En Cotignac (Provenza, Francia), el 7 de junio de 1660, el día promete ser caluroso y un pastor provenzal de 22 años, Gaspar Ricard, conduce su rebaño por la ladera oriental de Bessillon. Hacia la 1:00 de la tarde el calor es intenso. Sediento, se acuesta en el suelo rocoso cuando, de pronto, un hombre de imponente estatura se detiene cerca de él y señala una roca, diciéndole: “Iéu siéu Joùsè; enlevo-lou e béuras”, es decir, “Yo soy José; mueve la roca y beberás”. La piedra es pesada, ocho hombres apenas habrían podido moverla, ¿cómo iba a moverla Gaspar? Pero el venerable anciano, como dicen los relatos de la época, reiteró su orden.

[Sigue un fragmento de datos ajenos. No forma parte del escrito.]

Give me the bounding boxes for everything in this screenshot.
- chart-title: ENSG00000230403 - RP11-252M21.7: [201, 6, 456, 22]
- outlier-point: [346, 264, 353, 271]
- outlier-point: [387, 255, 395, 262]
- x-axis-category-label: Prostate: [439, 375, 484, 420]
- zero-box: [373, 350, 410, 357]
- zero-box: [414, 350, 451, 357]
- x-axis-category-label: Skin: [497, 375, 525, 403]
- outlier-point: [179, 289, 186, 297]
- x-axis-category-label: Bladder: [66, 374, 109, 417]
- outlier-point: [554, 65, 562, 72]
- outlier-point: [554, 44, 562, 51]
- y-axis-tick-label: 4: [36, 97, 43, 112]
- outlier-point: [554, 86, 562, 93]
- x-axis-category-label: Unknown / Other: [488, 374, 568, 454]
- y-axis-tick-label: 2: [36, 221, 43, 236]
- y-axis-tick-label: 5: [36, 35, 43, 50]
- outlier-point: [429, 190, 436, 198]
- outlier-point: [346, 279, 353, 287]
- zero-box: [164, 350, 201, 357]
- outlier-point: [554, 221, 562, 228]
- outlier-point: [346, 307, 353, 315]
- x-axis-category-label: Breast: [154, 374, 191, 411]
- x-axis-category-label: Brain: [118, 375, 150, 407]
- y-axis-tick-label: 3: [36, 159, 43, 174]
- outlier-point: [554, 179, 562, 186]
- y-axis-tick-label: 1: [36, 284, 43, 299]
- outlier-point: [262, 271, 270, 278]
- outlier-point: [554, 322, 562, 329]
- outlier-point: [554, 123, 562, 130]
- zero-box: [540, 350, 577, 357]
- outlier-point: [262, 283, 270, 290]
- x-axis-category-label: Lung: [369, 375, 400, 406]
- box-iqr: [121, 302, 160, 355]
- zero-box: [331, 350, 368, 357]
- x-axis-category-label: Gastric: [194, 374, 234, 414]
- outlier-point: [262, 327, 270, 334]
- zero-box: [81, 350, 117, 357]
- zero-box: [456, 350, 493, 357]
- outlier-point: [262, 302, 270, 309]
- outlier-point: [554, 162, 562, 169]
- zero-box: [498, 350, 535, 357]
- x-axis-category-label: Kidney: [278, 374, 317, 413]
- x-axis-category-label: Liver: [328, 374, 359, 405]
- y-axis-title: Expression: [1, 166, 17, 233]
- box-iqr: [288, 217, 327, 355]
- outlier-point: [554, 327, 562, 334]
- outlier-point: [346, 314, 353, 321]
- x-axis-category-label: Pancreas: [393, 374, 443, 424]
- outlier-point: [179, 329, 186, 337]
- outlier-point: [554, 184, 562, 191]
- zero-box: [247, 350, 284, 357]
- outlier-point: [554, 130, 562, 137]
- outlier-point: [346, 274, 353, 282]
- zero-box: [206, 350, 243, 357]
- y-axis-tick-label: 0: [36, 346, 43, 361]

El pastor obedece, mueve la roca y ve cómo el agua fresca comienza a fluir. Inmediatamente bebe con avidez. Cuando se levanta, la aparición se ha desvanecido. Sin más va a llevar la noticia al pueblo y llegan los curiosos. Tres horas después del hecho, en un lugar en el que todos saben que no hay un solo manantial, brota agua abundante. Los hechos están debidamente verificados por abundantes fuentes, las cuales se conservan en los archivos locales.
"Eso es todo. Nada podría ser más simple, nada más pobre que esta aparición…, como el Evangelio”, comenta Mons. Gilles Barthe, exobispo de la diócesis de Fréjus-Toulon, en su carta pastoral del 14 de febrero de 1971. El agua es un signo esencial para nuestra fe, pues simboliza nuestra regeneración y la vida nueva que brota para nosotros de la Pascua de Cristo. Aquí se destaca el poderoso papel intercesor de san José, de san José unido a la Virgen María en el designio eterno de la Divina Providencia, a quien Dios quiere ver asociado a su esposa en la oración y en el corazón de los cristianos, especialmente en la vida de las familias.